JAVANEWS.ID – Bencana tanah gerak di Dukuh Bojongsari, Desa Sridadi, Kecamatan Sirampog, Kabupaten Brebes, Jawa Tengah, memaksa 175 kepala keluarga atau 532 jiwa mengungsi.
Pergerakan tanah yang dipicu hujan deras merusak rumah warga, fasilitas pendidikan, tempat ibadah, serta jalan desa sepanjang 700 meter.
Gubernur Jawa Tengah Ahmad Luthfi meninjau langsung lokasi pengungsian di Pondok Pesantren Bahrul Qur’an Al Munawir, Rabu 18 Februari 2026.
Ia menegaskan keselamatan warga menjadi prioritas utama. “Untuk tanah gerak ini yang bisa dilakukan adalah memindahkan orang dan barang. Di sini aman, yang penting selamat,” ujarnya.
Luthfi meminta kepala desa dan dinas sosial terus mengedukasi warga agar tidak kembali ke rumah masing-masing.
“Kondisi masih rawan. Barang-barang akan dibantu TNI, Polri, dan tim gabungan.

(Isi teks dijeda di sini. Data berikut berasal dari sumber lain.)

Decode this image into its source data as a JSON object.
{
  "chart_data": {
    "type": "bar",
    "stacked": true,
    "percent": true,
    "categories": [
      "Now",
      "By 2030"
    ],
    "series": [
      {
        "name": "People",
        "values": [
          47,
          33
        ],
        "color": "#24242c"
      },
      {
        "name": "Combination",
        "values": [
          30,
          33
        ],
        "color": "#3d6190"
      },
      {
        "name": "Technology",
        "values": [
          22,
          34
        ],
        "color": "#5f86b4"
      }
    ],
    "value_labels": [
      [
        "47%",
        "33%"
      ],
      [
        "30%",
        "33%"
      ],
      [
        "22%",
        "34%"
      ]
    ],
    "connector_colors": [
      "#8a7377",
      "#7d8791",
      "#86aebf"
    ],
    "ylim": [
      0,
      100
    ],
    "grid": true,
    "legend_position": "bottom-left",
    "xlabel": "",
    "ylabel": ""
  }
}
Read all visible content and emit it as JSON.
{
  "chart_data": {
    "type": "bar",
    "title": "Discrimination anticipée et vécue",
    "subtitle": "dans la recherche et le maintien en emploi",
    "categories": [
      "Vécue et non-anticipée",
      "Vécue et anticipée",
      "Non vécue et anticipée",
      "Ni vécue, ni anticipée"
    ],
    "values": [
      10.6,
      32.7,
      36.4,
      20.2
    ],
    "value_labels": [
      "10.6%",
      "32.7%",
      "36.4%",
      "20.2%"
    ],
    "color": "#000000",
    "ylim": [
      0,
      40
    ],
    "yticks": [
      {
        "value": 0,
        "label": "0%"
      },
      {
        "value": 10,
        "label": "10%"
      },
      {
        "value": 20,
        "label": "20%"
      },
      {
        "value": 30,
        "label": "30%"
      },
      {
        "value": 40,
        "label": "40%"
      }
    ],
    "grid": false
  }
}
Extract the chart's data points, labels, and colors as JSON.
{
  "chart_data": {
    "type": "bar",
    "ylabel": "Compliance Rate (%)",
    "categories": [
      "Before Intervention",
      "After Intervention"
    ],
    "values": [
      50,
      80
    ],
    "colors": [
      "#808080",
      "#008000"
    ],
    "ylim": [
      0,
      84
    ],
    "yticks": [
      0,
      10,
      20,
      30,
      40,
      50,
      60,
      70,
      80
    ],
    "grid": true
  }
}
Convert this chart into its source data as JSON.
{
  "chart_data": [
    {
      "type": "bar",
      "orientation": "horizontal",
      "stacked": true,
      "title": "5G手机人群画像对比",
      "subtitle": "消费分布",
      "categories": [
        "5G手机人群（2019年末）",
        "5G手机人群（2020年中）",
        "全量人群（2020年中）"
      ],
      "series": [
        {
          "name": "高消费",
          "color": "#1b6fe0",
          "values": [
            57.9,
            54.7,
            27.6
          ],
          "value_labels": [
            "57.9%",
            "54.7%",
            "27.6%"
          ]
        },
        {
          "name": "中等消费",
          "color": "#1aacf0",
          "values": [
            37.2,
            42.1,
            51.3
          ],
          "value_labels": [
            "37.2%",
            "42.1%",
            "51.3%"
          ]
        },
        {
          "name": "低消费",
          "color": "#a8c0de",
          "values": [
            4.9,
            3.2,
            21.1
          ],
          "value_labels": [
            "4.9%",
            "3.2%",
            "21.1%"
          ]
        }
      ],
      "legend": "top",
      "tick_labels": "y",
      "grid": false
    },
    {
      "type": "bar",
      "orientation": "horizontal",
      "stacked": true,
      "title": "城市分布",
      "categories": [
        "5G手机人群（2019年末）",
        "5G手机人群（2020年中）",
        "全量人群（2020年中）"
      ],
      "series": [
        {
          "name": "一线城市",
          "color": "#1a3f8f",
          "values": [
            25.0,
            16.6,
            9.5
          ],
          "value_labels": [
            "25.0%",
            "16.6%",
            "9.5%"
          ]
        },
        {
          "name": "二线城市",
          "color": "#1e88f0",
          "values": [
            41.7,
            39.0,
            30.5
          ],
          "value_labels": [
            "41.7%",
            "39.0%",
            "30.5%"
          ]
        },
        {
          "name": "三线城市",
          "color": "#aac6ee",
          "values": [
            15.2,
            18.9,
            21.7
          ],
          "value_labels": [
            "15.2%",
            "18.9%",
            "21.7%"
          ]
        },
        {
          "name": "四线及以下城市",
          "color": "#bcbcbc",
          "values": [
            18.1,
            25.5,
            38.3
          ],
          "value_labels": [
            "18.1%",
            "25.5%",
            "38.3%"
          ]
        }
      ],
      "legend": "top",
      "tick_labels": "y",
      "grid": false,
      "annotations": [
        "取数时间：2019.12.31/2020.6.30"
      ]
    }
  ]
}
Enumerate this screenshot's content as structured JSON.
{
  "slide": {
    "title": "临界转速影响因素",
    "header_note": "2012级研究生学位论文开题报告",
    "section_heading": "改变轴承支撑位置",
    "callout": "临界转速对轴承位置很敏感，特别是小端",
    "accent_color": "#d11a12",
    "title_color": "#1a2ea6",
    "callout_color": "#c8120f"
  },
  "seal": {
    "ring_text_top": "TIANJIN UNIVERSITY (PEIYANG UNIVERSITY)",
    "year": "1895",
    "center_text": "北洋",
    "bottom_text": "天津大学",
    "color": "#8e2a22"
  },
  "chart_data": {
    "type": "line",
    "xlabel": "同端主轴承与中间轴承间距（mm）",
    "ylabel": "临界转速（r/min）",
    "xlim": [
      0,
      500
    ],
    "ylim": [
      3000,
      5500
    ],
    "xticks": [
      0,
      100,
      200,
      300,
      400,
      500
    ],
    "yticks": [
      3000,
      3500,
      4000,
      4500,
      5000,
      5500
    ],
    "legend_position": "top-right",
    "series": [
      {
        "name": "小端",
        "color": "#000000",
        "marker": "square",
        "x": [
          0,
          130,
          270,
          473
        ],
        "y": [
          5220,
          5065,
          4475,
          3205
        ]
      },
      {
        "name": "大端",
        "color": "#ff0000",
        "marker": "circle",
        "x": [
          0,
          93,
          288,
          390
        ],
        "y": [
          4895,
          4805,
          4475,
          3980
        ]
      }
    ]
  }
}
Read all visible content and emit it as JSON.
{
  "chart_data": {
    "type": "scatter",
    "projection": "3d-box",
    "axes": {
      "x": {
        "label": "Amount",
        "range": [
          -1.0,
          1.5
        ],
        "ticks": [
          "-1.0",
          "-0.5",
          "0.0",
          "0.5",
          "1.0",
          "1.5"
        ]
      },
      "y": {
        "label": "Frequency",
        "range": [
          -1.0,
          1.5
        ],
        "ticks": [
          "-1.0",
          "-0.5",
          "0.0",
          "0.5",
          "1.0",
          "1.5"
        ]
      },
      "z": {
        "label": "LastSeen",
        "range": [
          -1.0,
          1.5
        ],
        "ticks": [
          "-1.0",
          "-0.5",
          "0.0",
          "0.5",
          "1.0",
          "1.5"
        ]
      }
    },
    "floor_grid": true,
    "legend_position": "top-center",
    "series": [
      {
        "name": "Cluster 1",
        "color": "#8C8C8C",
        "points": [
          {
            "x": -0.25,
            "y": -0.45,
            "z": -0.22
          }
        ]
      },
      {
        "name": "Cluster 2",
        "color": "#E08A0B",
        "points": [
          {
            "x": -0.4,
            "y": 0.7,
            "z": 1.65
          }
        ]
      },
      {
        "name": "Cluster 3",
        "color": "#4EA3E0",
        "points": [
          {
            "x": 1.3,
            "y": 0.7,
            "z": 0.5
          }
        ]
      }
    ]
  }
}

Tempat evakuasi barang juga disiapkan agar warga tidak khawatir,” tegasnya.
Pemprov Jateng menyiapkan pembangunan hunian sementara (huntara) di lahan milik Perhutani KPH Pekalongan Barat yang dinilai aman.
Dari kebutuhan 900 rumah, baru 550 unit dibangun, sementara sisanya menunggu rekomendasi teknis dari BMKG dan ESDM.
Dalam kunjungan tersebut, Gubernur menyalurkan bantuan senilai Rp175,97 juta, terdiri dari logistik, pangan, obat-obatan, perlengkapan pendidikan, hingga beras jagung dan singkong. Bantuan berasal dari BPBD, Dinsos, Dinkes, Disdik, Dishanpan, dan PMI Jateng.
Memasuki Ramadan, Luthfi memastikan kebutuhan ibadah tetap terpenuhi.
“Kami siapkan sahur, buka, dan takjil. Musala juga harus ada agar pengungsi tetap bisa beribadah,” pesannya.